We might add that it could also “make health insurance more affordable for millions of New Yorkers.”

How should we put a brake on excessive prices? Market transparency is one possible route. The HEAL Act would prohibit hospital-insurer contracts that hide prices, giving public and private insurers more leverage in lowering prices. Transparency is also the objective of a program introduced by New York City Councilwoman Julie Menin and supported by many fellow Council members. It builds on the HEAL initiative as well as recently implemented federal hospital pricing transparency rules. It also would create a City Office of Healthcare Accountability to monitor compliance, publicize violations, and audit the more than $9 billion spent annually for City employee health insurance.  

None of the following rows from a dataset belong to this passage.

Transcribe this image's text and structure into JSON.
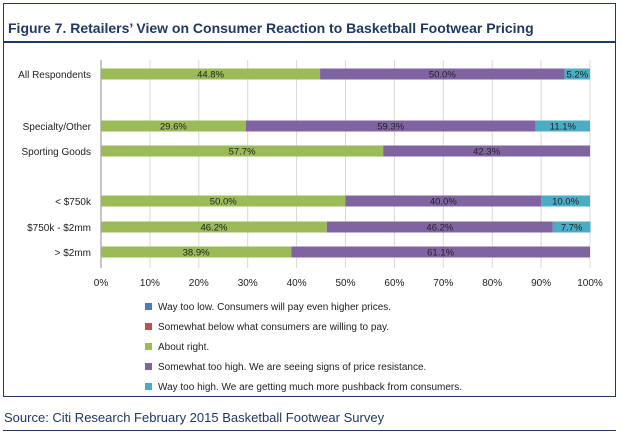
{
  "title": "Figure 7. Retailers’ View on Consumer Reaction to Basketball Footwear Pricing",
  "source": "Source: Citi Research February 2015 Basketball Footwear Survey",
  "chart_data": {
    "type": "bar",
    "orientation": "horizontal",
    "stacked": "percent",
    "categories": [
      "All Respondents",
      "Specialty/Other",
      "Sporting Goods",
      "< $750k",
      "$750k - $2mm",
      "> $2mm"
    ],
    "series": [
      {
        "name": "Way too low. Consumers will pay even higher prices.",
        "color": "#4a7ebb",
        "values": [
          0,
          0,
          0,
          0,
          0,
          0
        ],
        "labels": [
          "",
          "",
          "",
          "",
          "",
          ""
        ]
      },
      {
        "name": "Somewhat below what consumers are willing to pay.",
        "color": "#c0504d",
        "values": [
          0,
          0,
          0,
          0,
          0,
          0
        ],
        "labels": [
          "",
          "",
          "",
          "",
          "",
          ""
        ]
      },
      {
        "name": "About right.",
        "color": "#9bbb59",
        "values": [
          44.8,
          29.6,
          57.7,
          50.0,
          46.2,
          38.9
        ],
        "labels": [
          "44.8%",
          "29.6%",
          "57.7%",
          "50.0%",
          "46.2%",
          "38.9%"
        ]
      },
      {
        "name": "Somewhat too high. We are seeing signs of price resistance.",
        "color": "#8064a2",
        "values": [
          50.0,
          59.3,
          42.3,
          40.0,
          46.2,
          61.1
        ],
        "labels": [
          "50.0%",
          "59.3%",
          "42.3%",
          "40.0%",
          "46.2%",
          "61.1%"
        ]
      },
      {
        "name": "Way too high. We are getting much more pushback from consumers.",
        "color": "#4bacc6",
        "values": [
          5.2,
          11.1,
          0,
          10.0,
          7.7,
          0
        ],
        "labels": [
          "5.2%",
          "11.1%",
          "",
          "10.0%",
          "7.7%",
          ""
        ]
      }
    ],
    "xlim": [
      0,
      100
    ],
    "xticks": [
      "0%",
      "10%",
      "20%",
      "30%",
      "40%",
      "50%",
      "60%",
      "70%",
      "80%",
      "90%",
      "100%"
    ],
    "grid": "vertical",
    "legend_position": "bottom"
  }
}
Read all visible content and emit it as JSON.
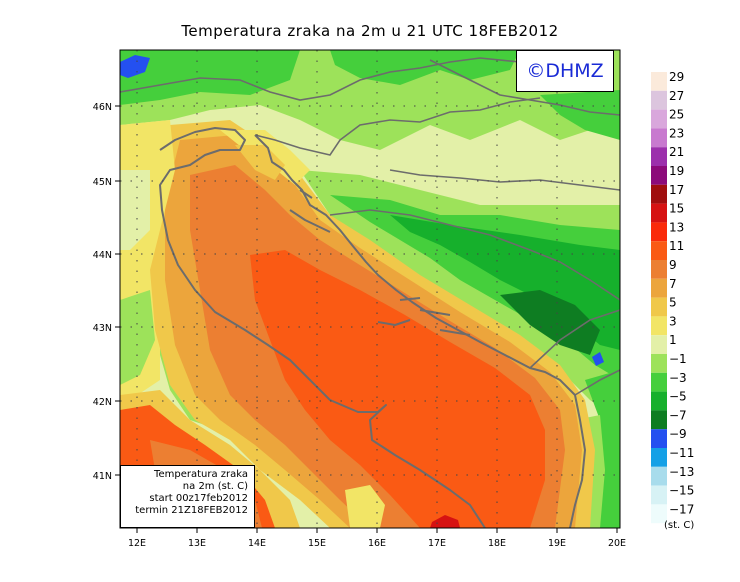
{
  "title": "Temperatura zraka na 2m u 21 UTC 18FEB2012",
  "logo": "©DHMZ",
  "info_box": {
    "line1": "Temperatura zraka",
    "line2": "na 2m (st. C)",
    "line3": "start 00z17feb2012",
    "line4": "termin 21Z18FEB2012"
  },
  "lat_ticks": [
    "46N",
    "45N",
    "44N",
    "43N",
    "42N",
    "41N"
  ],
  "lon_ticks": [
    "12E",
    "13E",
    "14E",
    "15E",
    "16E",
    "17E",
    "18E",
    "19E",
    "20E"
  ],
  "colorbar": {
    "unit": "(st. C)",
    "bins": [
      {
        "label": "29",
        "color": "#fbeadb"
      },
      {
        "label": "27",
        "color": "#dcc5de"
      },
      {
        "label": "25",
        "color": "#d9a7dc"
      },
      {
        "label": "23",
        "color": "#c879cf"
      },
      {
        "label": "21",
        "color": "#9c2fac"
      },
      {
        "label": "19",
        "color": "#8c0a7a"
      },
      {
        "label": "17",
        "color": "#a00e0e"
      },
      {
        "label": "15",
        "color": "#d61212"
      },
      {
        "label": "13",
        "color": "#fa2a0a"
      },
      {
        "label": "11",
        "color": "#fa5a14"
      },
      {
        "label": "9",
        "color": "#ec7f32"
      },
      {
        "label": "7",
        "color": "#eca53c"
      },
      {
        "label": "5",
        "color": "#f0c84a"
      },
      {
        "label": "3",
        "color": "#f2e566"
      },
      {
        "label": "1",
        "color": "#e3f0a8"
      },
      {
        "label": "−1",
        "color": "#9de25a"
      },
      {
        "label": "−3",
        "color": "#45cf3c"
      },
      {
        "label": "−5",
        "color": "#16b02c"
      },
      {
        "label": "−7",
        "color": "#0e7d22"
      },
      {
        "label": "−9",
        "color": "#2450f0"
      },
      {
        "label": "−11",
        "color": "#14a0e6"
      },
      {
        "label": "−13",
        "color": "#a8dcec"
      },
      {
        "label": "−15",
        "color": "#d7f2f5"
      },
      {
        "label": "−17",
        "color": "#eefcfc"
      }
    ]
  }
}
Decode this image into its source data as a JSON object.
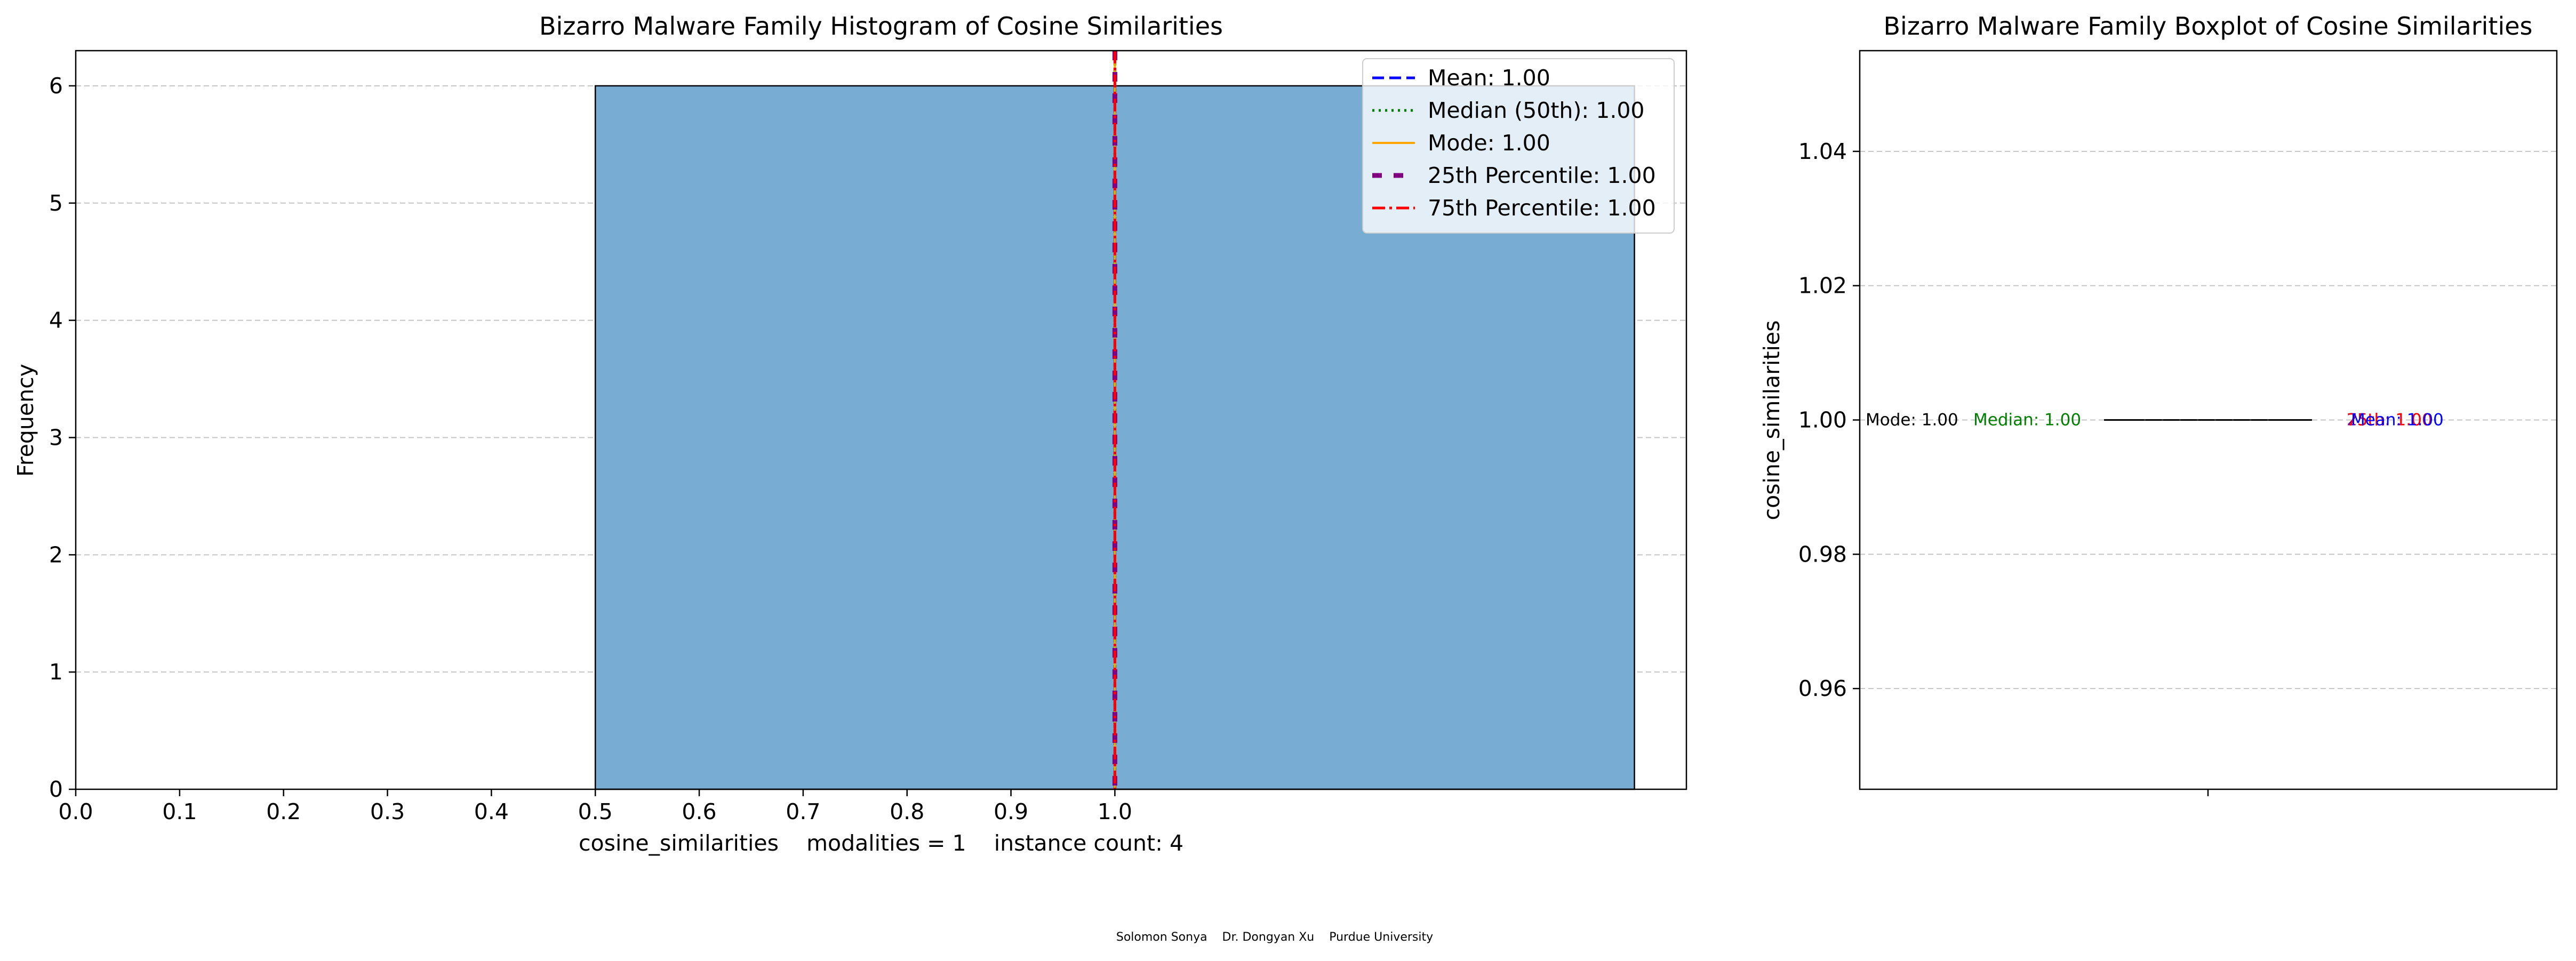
{
  "footer": "Solomon Sonya    Dr. Dongyan Xu    Purdue University",
  "chart_data": [
    {
      "type": "bar",
      "title": "Bizarro Malware Family Histogram of Cosine Similarities",
      "xlabel": "cosine_similarities    modalities = 1    instance count: 4",
      "ylabel": "Frequency",
      "xlim": [
        0.0,
        1.55
      ],
      "ylim": [
        0,
        6.3
      ],
      "xticks": [
        "0.0",
        "0.1",
        "0.2",
        "0.3",
        "0.4",
        "0.5",
        "0.6",
        "0.7",
        "0.8",
        "0.9",
        "1.0"
      ],
      "yticks": [
        "0",
        "1",
        "2",
        "3",
        "4",
        "5",
        "6"
      ],
      "grid": "y",
      "bins": [
        {
          "x0": 0.5,
          "x1": 1.5,
          "value": 6
        }
      ],
      "bar_color": "#79acd2",
      "lines": [
        {
          "name": "Mean: 1.00",
          "x": 1.0,
          "color": "#0000ff",
          "style": "dashed"
        },
        {
          "name": "Median (50th): 1.00",
          "x": 1.0,
          "color": "#008000",
          "style": "dotted"
        },
        {
          "name": "Mode: 1.00",
          "x": 1.0,
          "color": "#ffa500",
          "style": "solid"
        },
        {
          "name": "25th Percentile: 1.00",
          "x": 1.0,
          "color": "#800080",
          "style": "dashdot-thick"
        },
        {
          "name": "75th Percentile: 1.00",
          "x": 1.0,
          "color": "#ff0000",
          "style": "dashdot"
        }
      ],
      "legend": "top-right"
    },
    {
      "type": "box",
      "title": "Bizarro Malware Family Boxplot of Cosine Similarities",
      "ylabel": "cosine_similarities",
      "ylim": [
        0.945,
        1.055
      ],
      "yticks": [
        "0.96",
        "0.98",
        "1.00",
        "1.02",
        "1.04"
      ],
      "grid": "y",
      "box": {
        "min": 1.0,
        "q1": 1.0,
        "median": 1.0,
        "q3": 1.0,
        "max": 1.0
      },
      "annotations": [
        {
          "text": "Mode: 1.00",
          "color": "#000000"
        },
        {
          "text": "Median: 1.00",
          "color": "#008000"
        },
        {
          "text": "25th: 1.00",
          "color": "#800080"
        },
        {
          "text": "75th: 1.00",
          "color": "#ff0000"
        },
        {
          "text": "Mean: 1.00",
          "color": "#0000ff"
        }
      ]
    }
  ]
}
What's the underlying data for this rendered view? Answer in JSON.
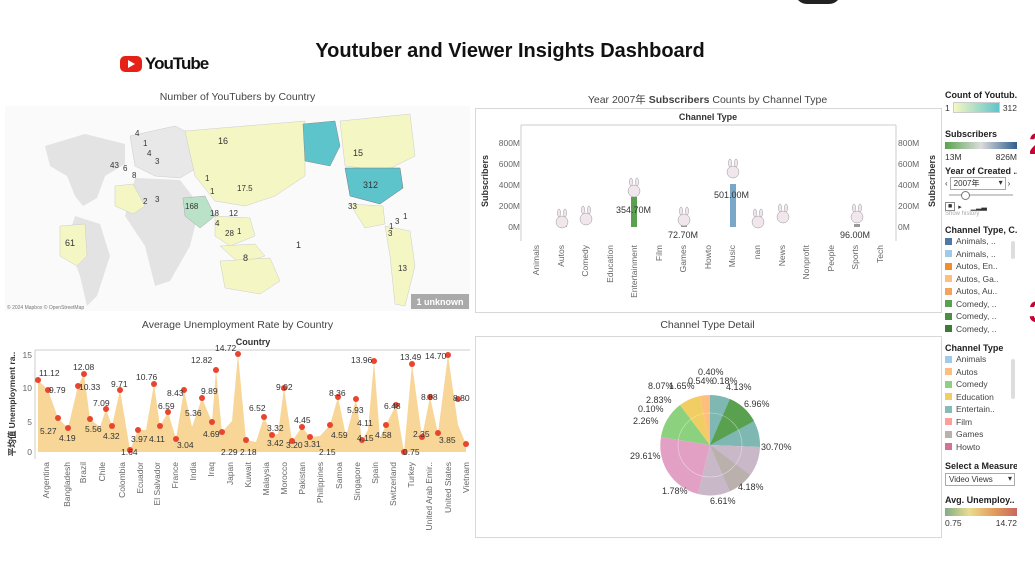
{
  "header": {
    "title": "Youtuber and Viewer Insights Dashboard",
    "logo_text": "YouTube"
  },
  "map": {
    "title": "Number of YouTubers by Country",
    "labels": [
      "16",
      "15",
      "312",
      "4",
      "1",
      "4",
      "3",
      "43",
      "6",
      "8",
      "2",
      "3",
      "168",
      "1",
      "17.5",
      "18",
      "12",
      "33",
      "4",
      "28",
      "1",
      "3",
      "3",
      "1",
      "61",
      "8",
      "1",
      "13",
      "1",
      "1"
    ],
    "copyright": "© 2024 Mapbox © OpenStreetMap",
    "unknown_badge": "1 unknown"
  },
  "bar": {
    "title_prefix": "Year 2007年",
    "title_bold": "Subscribers",
    "title_suffix": "Counts by Channel Type",
    "axis_title": "Channel Type",
    "ylabel": "Subscribers",
    "ylabel_right": "Subscribers",
    "ticks": [
      "800M",
      "600M",
      "400M",
      "200M",
      "0M"
    ],
    "ticks_right": [
      "800M",
      "600M",
      "400M",
      "200M",
      "0M"
    ],
    "data_labels": [
      "354.70M",
      "72.70M",
      "501.00M",
      "96.00M"
    ]
  },
  "line": {
    "title": "Average Unemployment Rate by Country",
    "axis_title": "Country",
    "ylabel": "平均值 Unemployment ra..",
    "ticks": [
      "15",
      "10",
      "5",
      "0"
    ],
    "value_labels": [
      "11.12",
      "9.79",
      "5.27",
      "4.19",
      "12.08",
      "10.33",
      "5.56",
      "7.09",
      "4.32",
      "9.71",
      "1.64",
      "3.97",
      "4.11",
      "10.76",
      "6.59",
      "3.04",
      "8.43",
      "5.36",
      "12.82",
      "9.89",
      "4.69",
      "14.72",
      "2.29",
      "2.18",
      "6.52",
      "3.32",
      "3.42",
      "9.02",
      "3.20",
      "4.45",
      "3.31",
      "2.15",
      "8.36",
      "4.59",
      "5.93",
      "13.96",
      "4.15",
      "4.11",
      "4.58",
      "6.48",
      "0.75",
      "13.49",
      "2.35",
      "8.88",
      "14.70",
      "3.85",
      "8.80"
    ]
  },
  "pie": {
    "title": "Channel Type Detail",
    "labels": [
      "0.40%",
      "8.07%",
      "1.65%",
      "0.54%",
      "0.18%",
      "4.13%",
      "2.83%",
      "0.10%",
      "6.96%",
      "2.26%",
      "30.70%",
      "29.61%",
      "4.18%",
      "1.78%",
      "6.61%"
    ]
  },
  "sidebar": {
    "count_title": "Count of Youtub..",
    "count_min": "1",
    "count_max": "312",
    "subs_title": "Subscribers",
    "subs_min": "13M",
    "subs_max": "826M",
    "year_title": "Year of Created ..",
    "year_value": "2007年",
    "show_history": "Show history",
    "ctc_title": "Channel Type, C..",
    "ctc_items": [
      {
        "label": "Animals, ..",
        "color": "#4e79a7"
      },
      {
        "label": "Animals, ..",
        "color": "#a0cbe8"
      },
      {
        "label": "Autos, En..",
        "color": "#f28e2b"
      },
      {
        "label": "Autos, Ga..",
        "color": "#ffbe7d"
      },
      {
        "label": "Autos, Au..",
        "color": "#f5a25c"
      },
      {
        "label": "Comedy, ..",
        "color": "#59a14f"
      },
      {
        "label": "Comedy, ..",
        "color": "#4a8f42"
      },
      {
        "label": "Comedy, ..",
        "color": "#3d7a36"
      }
    ],
    "ct_title": "Channel Type",
    "ct_items": [
      {
        "label": "Animals",
        "color": "#a0cbe8"
      },
      {
        "label": "Autos",
        "color": "#ffbe7d"
      },
      {
        "label": "Comedy",
        "color": "#8cd17d"
      },
      {
        "label": "Education",
        "color": "#f1ce63"
      },
      {
        "label": "Entertain..",
        "color": "#86bcb6"
      },
      {
        "label": "Film",
        "color": "#ff9d9a"
      },
      {
        "label": "Games",
        "color": "#bab0ac"
      },
      {
        "label": "Howto",
        "color": "#d37295"
      }
    ],
    "measure_title": "Select a Measure",
    "measure_value": "Video Views",
    "unemp_title": "Avg. Unemploy..",
    "unemp_min": "0.75",
    "unemp_max": "14.72"
  },
  "side_marks": [
    "2",
    "3"
  ]
}
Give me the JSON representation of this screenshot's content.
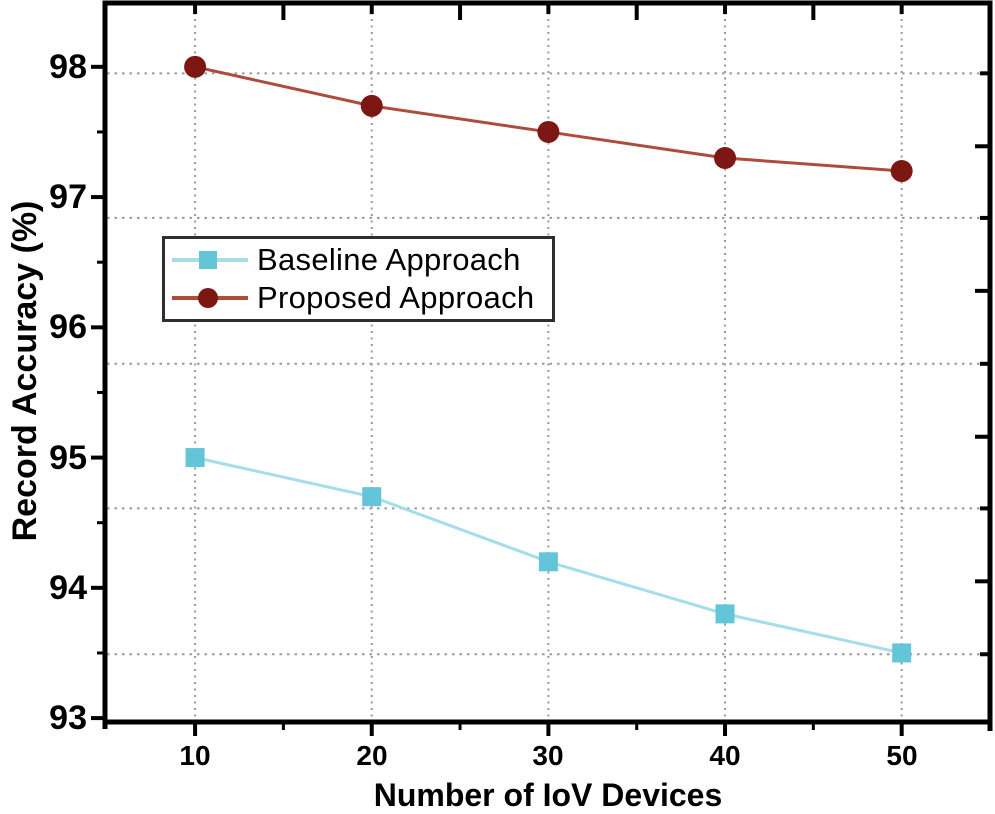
{
  "figure": {
    "background": "#ffffff",
    "axis_color": "#000000",
    "grid_color": "#999999",
    "text_color": "#000000",
    "legend_border_color": "#2e2e2e"
  },
  "chart_data": {
    "type": "line",
    "title": "",
    "xlabel": "Number of IoV Devices",
    "ylabel": "Record Accuracy (%)",
    "x": [
      10,
      20,
      30,
      40,
      50
    ],
    "series": [
      {
        "name": "Baseline Approach",
        "values": [
          95.0,
          94.7,
          94.2,
          93.8,
          93.5
        ],
        "line_color": "#a5dde9",
        "marker_color": "#63c5d8",
        "marker": "square"
      },
      {
        "name": "Proposed Approach",
        "values": [
          98.0,
          97.7,
          97.5,
          97.3,
          97.2
        ],
        "line_color": "#ad4b3c",
        "marker_color": "#7d1713",
        "marker": "circle"
      }
    ],
    "xlim": [
      4.9,
      55.0
    ],
    "ylim": [
      92.97,
      98.49
    ],
    "x_major_ticks": [
      10,
      20,
      30,
      40,
      50
    ],
    "x_minor_ticks": [
      15,
      25,
      35,
      45
    ],
    "y_major_ticks": [
      93,
      94,
      95,
      96,
      97,
      98
    ],
    "y_minor_ticks": [
      93.5,
      94.5,
      95.5,
      96.5,
      97.5
    ],
    "x_tick_labels": [
      "10",
      "20",
      "30",
      "40",
      "50"
    ],
    "y_tick_labels": [
      "93",
      "94",
      "95",
      "96",
      "97",
      "98"
    ],
    "v_gridlines": [
      10,
      20,
      30,
      40,
      50
    ],
    "h_gridlines": [
      97.95,
      96.84,
      95.72,
      94.61,
      93.49
    ],
    "right_axis_short_ticks": [
      97.95,
      96.84,
      95.72,
      94.61,
      93.49
    ],
    "right_axis_long_ticks": [
      97.39,
      96.28,
      95.16,
      94.05
    ],
    "grid": "dotted",
    "legend_position": "upper-left-inside"
  }
}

Then there’s price regulation. Maryland is currently the only state directly regulating hospital prices. It has successfully kept hospital costs well below national trends for many years. Eight other states (Connecticut, Delaware, Massachusetts, Nevada, New Jersey, Oregon, Rhode Island, and Washington) are implementing benchmarking commissions or agencies which establish statewide annual targets with varying degrees of enforcement capabilities.  California just passed legislation to do the same.  

New York State, once a leader in regulating hospital prices, opted for deregulation in 1996. Since then, it has left it to the service purchasers to do the dirty work of challenging the deeply entrenched, politically potent, private hospital industry. Without help, however, employers are caught between cutting benefits and raising insurance premiums for those least able to solve the problem: Their workers, and, in the case of New York City government, their retirees, too.

Barbara Caress has worked for many years in non-profit, union, and public agency health care and administration. She teaches health policy at Baruch College.